When Criteria Conflict
Hughes addresses the diagnostic challenge when one criterion suggests genuine and the other suggests performed: a symmetrical expression with abrupt timing, or an asymmetrical expression with natural timing. The resolution IS context-dependent: if the expression appears in response to a genuine stimulus (unexpected news, emotional revelation) and the timing is natural, mild asymmetry doesn't indicate falseness — the person may simply have an asymmetrical facial structure. Both criteria must be failed for high-confidence false-expression detection.
Fisher's objective criteria from Getting to Yes provides the meta-principle: evaluate evidence against independent standards (the two criteria), not against gut feeling. The two-criteria framework converts intuitive suspicion ('something felt off about their reaction') into structured assessment ('the expression was asymmetrical AND had abrupt timing — both criteria indicate performance').
Cross-Library Connections
Hughes's Smile Authenticity Test from the same book IS the two criteria applied to smiles specifically: eye engagement (the Duchenne marker) IS a symmetry indicator (both orbicularis oculi contract equally in genuine smiles), and the gradual onset/offset IS the timing criterion. The Smile Test is a special case of the universal two-criterion framework.

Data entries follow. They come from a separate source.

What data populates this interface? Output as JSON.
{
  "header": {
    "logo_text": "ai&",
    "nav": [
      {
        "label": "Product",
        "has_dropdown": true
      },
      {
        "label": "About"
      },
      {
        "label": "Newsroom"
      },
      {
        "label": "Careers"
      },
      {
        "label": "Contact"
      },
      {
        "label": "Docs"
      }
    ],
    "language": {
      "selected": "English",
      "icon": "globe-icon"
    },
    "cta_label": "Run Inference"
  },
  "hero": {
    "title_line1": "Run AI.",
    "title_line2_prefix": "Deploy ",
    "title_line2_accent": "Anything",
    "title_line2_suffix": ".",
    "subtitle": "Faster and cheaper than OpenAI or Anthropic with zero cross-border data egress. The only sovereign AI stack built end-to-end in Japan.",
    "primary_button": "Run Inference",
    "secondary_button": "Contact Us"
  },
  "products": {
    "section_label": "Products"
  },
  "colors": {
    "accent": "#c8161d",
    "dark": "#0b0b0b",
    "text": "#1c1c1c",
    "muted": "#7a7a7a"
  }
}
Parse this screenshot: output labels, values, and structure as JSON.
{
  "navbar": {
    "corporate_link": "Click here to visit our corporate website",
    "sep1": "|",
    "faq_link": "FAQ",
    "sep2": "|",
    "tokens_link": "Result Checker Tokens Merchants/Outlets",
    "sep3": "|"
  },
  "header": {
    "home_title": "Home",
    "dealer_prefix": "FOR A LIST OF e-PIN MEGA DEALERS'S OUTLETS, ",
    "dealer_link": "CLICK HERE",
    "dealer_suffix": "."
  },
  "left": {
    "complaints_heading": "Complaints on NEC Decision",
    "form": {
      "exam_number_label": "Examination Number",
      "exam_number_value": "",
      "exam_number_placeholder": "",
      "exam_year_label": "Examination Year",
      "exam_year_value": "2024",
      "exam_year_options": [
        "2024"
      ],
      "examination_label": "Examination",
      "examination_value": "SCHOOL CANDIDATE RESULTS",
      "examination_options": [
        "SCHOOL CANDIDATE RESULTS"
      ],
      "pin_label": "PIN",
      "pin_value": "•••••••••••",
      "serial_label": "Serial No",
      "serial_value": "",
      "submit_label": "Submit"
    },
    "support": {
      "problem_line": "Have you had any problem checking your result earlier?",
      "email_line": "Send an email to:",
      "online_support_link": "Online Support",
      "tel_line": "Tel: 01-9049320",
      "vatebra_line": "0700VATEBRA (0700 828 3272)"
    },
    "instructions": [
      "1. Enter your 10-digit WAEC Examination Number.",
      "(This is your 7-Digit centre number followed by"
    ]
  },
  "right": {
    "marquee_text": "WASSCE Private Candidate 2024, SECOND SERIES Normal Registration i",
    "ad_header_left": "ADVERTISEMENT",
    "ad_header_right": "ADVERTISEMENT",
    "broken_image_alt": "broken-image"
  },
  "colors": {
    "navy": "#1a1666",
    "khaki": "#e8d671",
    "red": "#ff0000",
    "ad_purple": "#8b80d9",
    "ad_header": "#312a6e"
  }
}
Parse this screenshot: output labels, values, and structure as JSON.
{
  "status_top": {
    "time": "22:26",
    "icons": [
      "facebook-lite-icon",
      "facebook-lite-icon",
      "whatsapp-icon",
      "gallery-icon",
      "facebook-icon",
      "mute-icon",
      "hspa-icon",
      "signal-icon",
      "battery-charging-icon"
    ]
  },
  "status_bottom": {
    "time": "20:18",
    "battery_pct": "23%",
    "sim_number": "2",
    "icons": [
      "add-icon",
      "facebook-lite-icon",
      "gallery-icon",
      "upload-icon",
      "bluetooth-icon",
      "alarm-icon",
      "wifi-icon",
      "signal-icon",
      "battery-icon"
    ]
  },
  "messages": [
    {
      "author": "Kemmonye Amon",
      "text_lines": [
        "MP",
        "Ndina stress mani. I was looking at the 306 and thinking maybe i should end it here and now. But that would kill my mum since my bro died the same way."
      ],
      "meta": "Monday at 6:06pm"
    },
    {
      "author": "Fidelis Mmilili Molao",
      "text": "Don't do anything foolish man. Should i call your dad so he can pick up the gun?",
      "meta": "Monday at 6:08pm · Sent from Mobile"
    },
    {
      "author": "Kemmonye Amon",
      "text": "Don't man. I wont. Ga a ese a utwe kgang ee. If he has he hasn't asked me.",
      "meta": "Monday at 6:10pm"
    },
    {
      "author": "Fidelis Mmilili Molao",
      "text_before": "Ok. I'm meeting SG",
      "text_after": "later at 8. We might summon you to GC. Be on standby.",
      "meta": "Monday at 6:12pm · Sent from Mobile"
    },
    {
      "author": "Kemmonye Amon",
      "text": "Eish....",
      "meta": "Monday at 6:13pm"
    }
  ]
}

Navarro's behavioral observation from What Every Body Is Saying applies both criteria through the Comfort/Discomfort Binary: genuine comfort displays (real smiles, relaxed posture, open gestures) are symmetrical and naturally timed. Performed comfort displays (forced smiles, manufactured relaxation) show the asymmetry and timing anomalies that the two criteria detect.
Cialdini's Two-Signal Defense from Influence (stomach signal + heart-of-hearts signal) provides the self-diagnostic equivalent: when YOUR gut says 'something is off' about someone's expression, the two criteria provide the analytical framework for determining whether the expression IS genuine or performed — converting intuition into structured diagnosis.
Voss's behavioral observation during negotiation from Never Split the Difference benefits from the two-criteria approach: when a counterpart expresses surprise at your proposal, checking symmetry and timing reveals whether the surprise is genuine (they didn't expect the number) or performed (they're manufacturing shock to anchor you downward). The distinction determines whether to hold firm or adjust.
Hormozi's Prescription Selling from $100M Money Models encounters performed expressions during sales conversations: the prospect who displays performed concern (asymmetrical frown, abrupt timing) about the price may be negotiating rather than genuinely worried. The prospect who displays genuine concern (symmetrical, naturally timed) may be experiencing real financial anxiety that requires a different response — a Feature Downsell rather than a confidence-building close.